Nice announcement today. The sale to the military of a NATO member bodes well for the introduction of the new and improved B-150 early next year.
Just a note: I hope no one takes my last post as a “knock” on the company. I believe in Implant’s technology and engineers, and nothing would make me happier than the company meeting some of the share price predictions I have seen on other boards…$8, $10, $14 or $35 just to name a few. But I believe a hard dose of reality is required.
In my example, I assumed $50 million in sales. I concede that if sales were $100 million or $150 million, Implant would have no issue with making its debt service payments. And another sale of the magnitude of the TSA order would prove my thesis incorrect, although there are some inherent limitations on how many machines they can make in the short-term (manufacturing 200 units a month, Implant could make 2,400 B220’s a year, for total sales of $84 to $90 million).
At this point in time, I don’t believe Implant can grow fast enough to keep up with the combined rate of interest on its debt and resulting dilution with respect to debt that is convertible. That’s not a knock on the company, it’s just a thesis which may be correct or incorrect.
If it does come to a buyout, expectations will need to be managed. Perhaps not so much for those lucky and astute investors who purchased below $0.50 a share, but speaking of myself, who bought at $1 or more with dreams of selling at $5 plus, finding out I am not as smart as I thought never gets any more pleasant no matter how many times it happens.

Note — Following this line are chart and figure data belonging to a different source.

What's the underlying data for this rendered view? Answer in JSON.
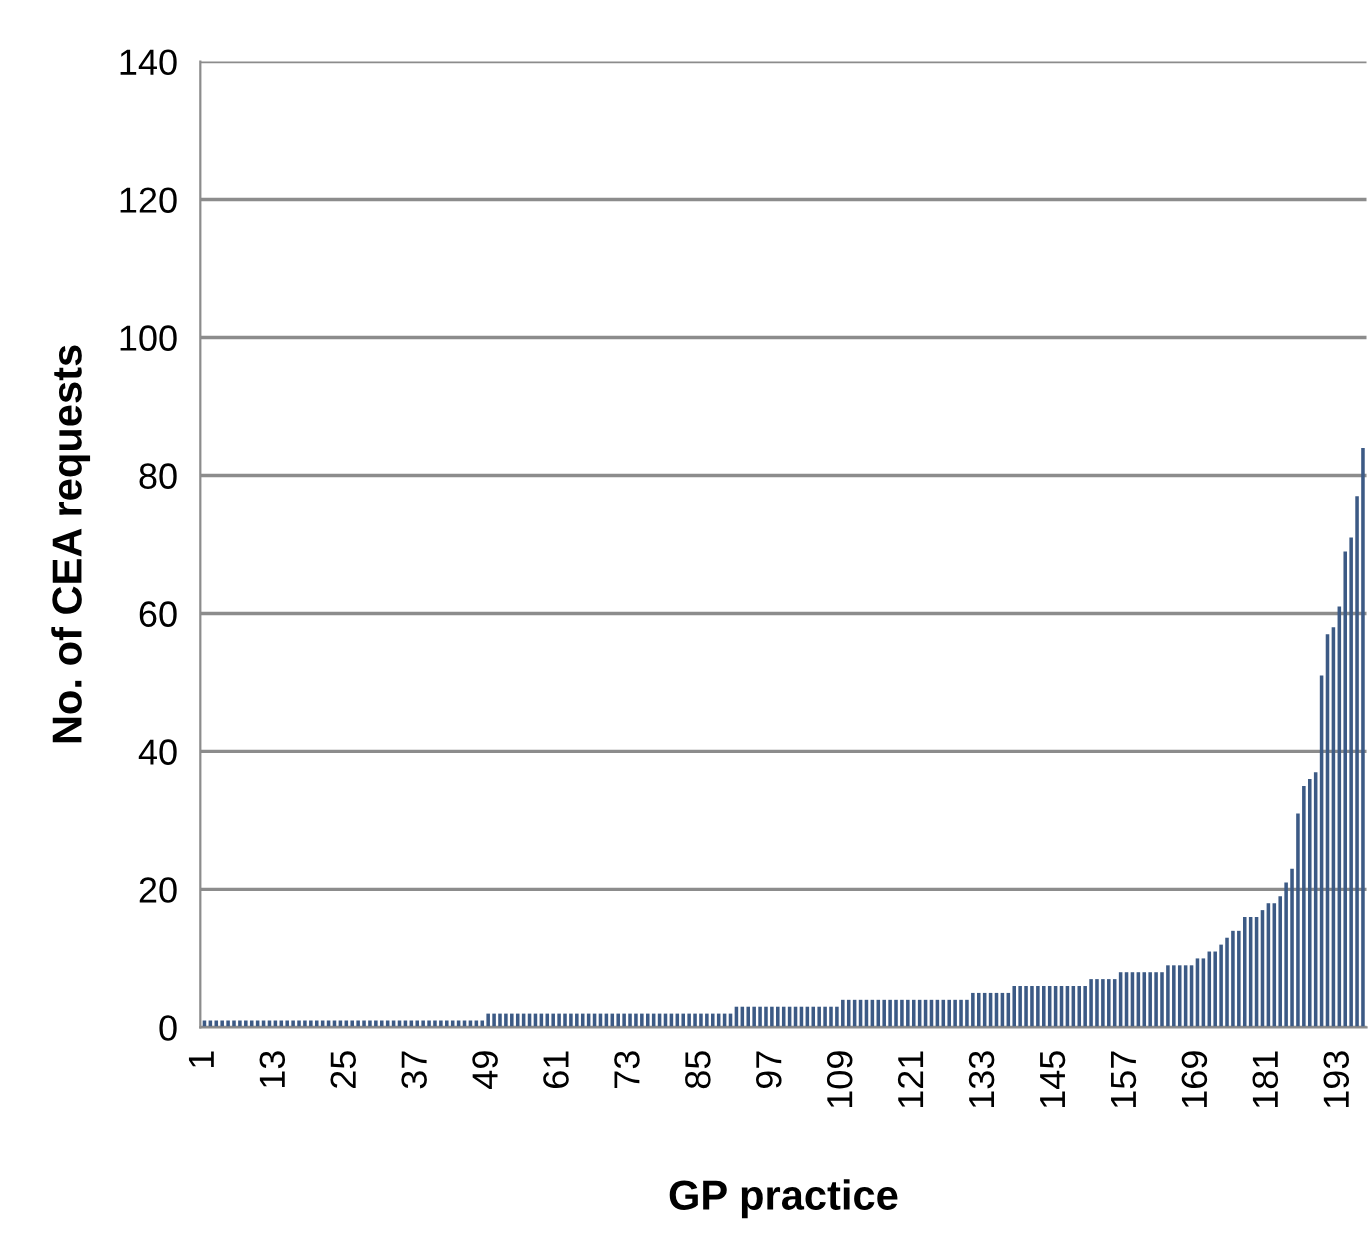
{
  "chart_data": {
    "type": "bar",
    "xlabel": "GP practice",
    "ylabel": "No. of CEA requests",
    "categories": [
      "1",
      null,
      null,
      null,
      null,
      null,
      null,
      null,
      null,
      null,
      null,
      null,
      "13",
      null,
      null,
      null,
      null,
      null,
      null,
      null,
      null,
      null,
      null,
      null,
      "25",
      null,
      null,
      null,
      null,
      null,
      null,
      null,
      null,
      null,
      null,
      null,
      "37",
      null,
      null,
      null,
      null,
      null,
      null,
      null,
      null,
      null,
      null,
      null,
      "49",
      null,
      null,
      null,
      null,
      null,
      null,
      null,
      null,
      null,
      null,
      null,
      "61",
      null,
      null,
      null,
      null,
      null,
      null,
      null,
      null,
      null,
      null,
      null,
      "73",
      null,
      null,
      null,
      null,
      null,
      null,
      null,
      null,
      null,
      null,
      null,
      "85",
      null,
      null,
      null,
      null,
      null,
      null,
      null,
      null,
      null,
      null,
      null,
      "97",
      null,
      null,
      null,
      null,
      null,
      null,
      null,
      null,
      null,
      null,
      null,
      "109",
      null,
      null,
      null,
      null,
      null,
      null,
      null,
      null,
      null,
      null,
      null,
      "121",
      null,
      null,
      null,
      null,
      null,
      null,
      null,
      null,
      null,
      null,
      null,
      "133",
      null,
      null,
      null,
      null,
      null,
      null,
      null,
      null,
      null,
      null,
      null,
      "145",
      null,
      null,
      null,
      null,
      null,
      null,
      null,
      null,
      null,
      null,
      null,
      "157",
      null,
      null,
      null,
      null,
      null,
      null,
      null,
      null,
      null,
      null,
      null,
      "169",
      null,
      null,
      null,
      null,
      null,
      null,
      null,
      null,
      null,
      null,
      null,
      "181",
      null,
      null,
      null,
      null,
      null,
      null,
      null,
      null,
      null,
      null,
      null,
      "193",
      null,
      null,
      null,
      null
    ],
    "values": [
      1,
      1,
      1,
      1,
      1,
      1,
      1,
      1,
      1,
      1,
      1,
      1,
      1,
      1,
      1,
      1,
      1,
      1,
      1,
      1,
      1,
      1,
      1,
      1,
      1,
      1,
      1,
      1,
      1,
      1,
      1,
      1,
      1,
      1,
      1,
      1,
      1,
      1,
      1,
      1,
      1,
      1,
      1,
      1,
      1,
      1,
      1,
      1,
      2,
      2,
      2,
      2,
      2,
      2,
      2,
      2,
      2,
      2,
      2,
      2,
      2,
      2,
      2,
      2,
      2,
      2,
      2,
      2,
      2,
      2,
      2,
      2,
      2,
      2,
      2,
      2,
      2,
      2,
      2,
      2,
      2,
      2,
      2,
      2,
      2,
      2,
      2,
      2,
      2,
      2,
      3,
      3,
      3,
      3,
      3,
      3,
      3,
      3,
      3,
      3,
      3,
      3,
      3,
      3,
      3,
      3,
      3,
      3,
      4,
      4,
      4,
      4,
      4,
      4,
      4,
      4,
      4,
      4,
      4,
      4,
      4,
      4,
      4,
      4,
      4,
      4,
      4,
      4,
      4,
      4,
      5,
      5,
      5,
      5,
      5,
      5,
      5,
      6,
      6,
      6,
      6,
      6,
      6,
      6,
      6,
      6,
      6,
      6,
      6,
      6,
      7,
      7,
      7,
      7,
      7,
      8,
      8,
      8,
      8,
      8,
      8,
      8,
      8,
      9,
      9,
      9,
      9,
      9,
      10,
      10,
      11,
      11,
      12,
      13,
      14,
      14,
      16,
      16,
      16,
      17,
      18,
      18,
      19,
      21,
      23,
      31,
      35,
      36,
      37,
      51,
      57,
      58,
      61,
      69,
      71,
      77,
      84
    ],
    "color": "#3c5a85",
    "ylim": [
      0,
      140
    ],
    "yticks": [
      0,
      20,
      40,
      60,
      80,
      100,
      120,
      140
    ],
    "grid": "y"
  }
}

Under some valuation methodologies, you could say the company is fairly valued now. I disagree. I believe that purchasing Implant assures the acquirer the ability to dominate the ETD market for the next 10 years, as well as use ETD sales to garner larger EDS sales. The portal is an unknown, but there is value in that as well. Perhaps overly optimistically, I believe the company is worth $600 million.
From that price, an acquirer would subtract from that amount $20 million for the BAM note, and $14.5 million for the Change of Control Plan, leaving $565.5 million
They would then add back into the purchase price the amount of money received through warrant exercises (I have assumed $2 million, which would equal about $0.50 per exercised share) and option exercises (I have assume $18 million, which would equal about $1.00 per exercised share).
So the “pool” to be distributed among stockholders would be $585.5 million
I’m assuming DMRJ would convert another 5 million shares before the deal, so my fully diluted shares outstanding number = 75 million outstanding, 65 million from the 8 Cent conversion note, 25 million from the other two $12 million convertible notes, 4 million warrant shares and 18 million option shares.
$585.5 million divided by 187 million shares=$3.13 per share.